Execution In Iran Of Two More Men Sparks Outrage

January 9, 2023
2 min read
Mohammad Mahdi Karami and Seyyed Mohammad Hosseini were hanged on January 7, Iran's judicial said, after they were found guilty of killing a member of the paramilitary Basij force during anti-establishment protests
Mohammad Mahdi Karami and Seyyed Mohammad Hosseini were hanged on January 7, Iran's judicial said, after they were found guilty of killing a member of the paramilitary Basij force during anti-establishment protests
Prominent Iranian human rights lawyer Nasrin Sotoudeh called the latest executions a “clear violation” of the law, pointing out that the two men did not have access to legal counsel of their choice
Prominent Iranian human rights lawyer Nasrin Sotoudeh called the latest executions a “clear violation” of the law, pointing out that the two men did not have access to legal counsel of their choice

The Islamic Republic of Iran’s execution of two more men handed capital punishment in connection with the ongoing nationwide protests has sparked widespread condemnation inside and outside the country.

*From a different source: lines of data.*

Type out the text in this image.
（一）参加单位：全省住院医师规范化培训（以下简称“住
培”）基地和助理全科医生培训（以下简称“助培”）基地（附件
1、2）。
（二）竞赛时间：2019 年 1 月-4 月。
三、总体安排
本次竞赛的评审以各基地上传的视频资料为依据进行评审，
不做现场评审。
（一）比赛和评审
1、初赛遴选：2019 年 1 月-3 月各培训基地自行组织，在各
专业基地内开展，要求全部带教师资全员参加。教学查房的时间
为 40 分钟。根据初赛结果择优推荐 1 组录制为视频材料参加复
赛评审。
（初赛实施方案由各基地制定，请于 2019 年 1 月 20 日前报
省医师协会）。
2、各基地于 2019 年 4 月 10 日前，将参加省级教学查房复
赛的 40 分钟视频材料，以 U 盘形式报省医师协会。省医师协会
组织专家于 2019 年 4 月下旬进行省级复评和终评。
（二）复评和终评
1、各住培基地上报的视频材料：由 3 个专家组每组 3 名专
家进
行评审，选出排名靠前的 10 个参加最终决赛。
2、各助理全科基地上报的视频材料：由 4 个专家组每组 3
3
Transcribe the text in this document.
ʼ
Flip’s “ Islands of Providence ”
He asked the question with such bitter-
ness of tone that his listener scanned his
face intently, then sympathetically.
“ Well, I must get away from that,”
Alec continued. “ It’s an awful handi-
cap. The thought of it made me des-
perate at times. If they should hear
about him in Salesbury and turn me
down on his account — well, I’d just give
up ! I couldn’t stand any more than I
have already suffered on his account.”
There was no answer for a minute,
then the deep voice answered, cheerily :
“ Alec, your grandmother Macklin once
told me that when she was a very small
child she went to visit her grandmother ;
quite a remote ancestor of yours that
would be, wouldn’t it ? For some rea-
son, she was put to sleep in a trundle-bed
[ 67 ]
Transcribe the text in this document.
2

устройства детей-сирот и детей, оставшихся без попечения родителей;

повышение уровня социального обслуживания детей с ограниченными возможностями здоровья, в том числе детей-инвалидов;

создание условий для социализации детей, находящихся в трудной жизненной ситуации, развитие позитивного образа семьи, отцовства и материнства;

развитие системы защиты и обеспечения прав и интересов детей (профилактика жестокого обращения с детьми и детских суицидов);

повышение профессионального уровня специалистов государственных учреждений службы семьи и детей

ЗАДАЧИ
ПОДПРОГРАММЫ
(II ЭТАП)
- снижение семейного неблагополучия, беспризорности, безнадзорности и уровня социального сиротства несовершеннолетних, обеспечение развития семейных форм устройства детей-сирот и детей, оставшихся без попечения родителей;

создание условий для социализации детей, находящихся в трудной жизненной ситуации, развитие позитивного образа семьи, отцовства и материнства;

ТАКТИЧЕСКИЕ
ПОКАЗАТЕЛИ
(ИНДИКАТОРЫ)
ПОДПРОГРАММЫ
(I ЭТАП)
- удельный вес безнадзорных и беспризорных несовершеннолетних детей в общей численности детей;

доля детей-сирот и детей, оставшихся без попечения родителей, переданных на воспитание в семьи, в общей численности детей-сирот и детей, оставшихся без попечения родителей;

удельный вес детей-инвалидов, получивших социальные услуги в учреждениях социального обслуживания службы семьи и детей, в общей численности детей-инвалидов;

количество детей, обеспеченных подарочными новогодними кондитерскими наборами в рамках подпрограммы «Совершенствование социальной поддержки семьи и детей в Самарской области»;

Mohammad Mahdi Karami and Seyyed Mohammad Hosseini were hanged on January 7, Iran's judicial said, after they were found guilty of killing a member of the paramilitary Basij force during anti-establishment protests.

The executions brought to four the number of people executed so far in connection with the protest movement triggered by the September death in custody of 22-year-old Mahsa Amini following her arrest by morality police for allegedly violating the hijab law.

Amnesty International said that Karami’s sentence was based on forced confessions, while Hosseini’s lawyer said his client had been severely tortured while in custody.

Prominent Iranian human rights lawyer Nasrin Sotoudeh called the latest executions a “clear violation” of the law, pointing out that the two men did not have access to legal counsel of their choice.

"I offer my condolences to ourselves for having such incompetent rulers who murder [people] to take revenge from the nation's protest," Sotoudeh, who has been imprisoned for years, tweeted on January 8.

Lawyer Mohammad Hossein Aghasi said that Karami “did not have a legal counsel of his choice during the court sessions."

"The Supreme Court and chief justice agreed that I represent him, but the head of the court stood up against the law and claimed that only the judiciary's system chosen lawyer can enter," he wrote in a tweet.

EU foreign affairs chief Josep Borrell said the bloc was "appalled" by the executions, calling them “another sign of the Iranian authorities' violent repression of civilian demonstrations.”

"The European Union calls once again on the Iranian authorities to immediately end the strongly condemnable practice of imposing and carrying out death sentences against protesters," Borrell's spokesperson said in a statement.

U.S. State Department spokesman Ned Price condemned "in the strongest terms" what he called the "sham trials & execution" of the two men.

"These executions are a key component of the regime's effort to suppress protests. We continue to work with partners to pursue accountability for Iran's brutal crackdown," Price tweeted.

Two men were hanged in December for their involvement in the demonstrations amid global outrage and Western sanctions against the Islamic Republic over its brutal crackdown on the protest movement, which represents one of the most serious challenges to the theocracy installed by the 1979 Islamic Revolution.

More than 500 people have been killed by security forces and over 18,000 have been arrested since the eruption of the protests.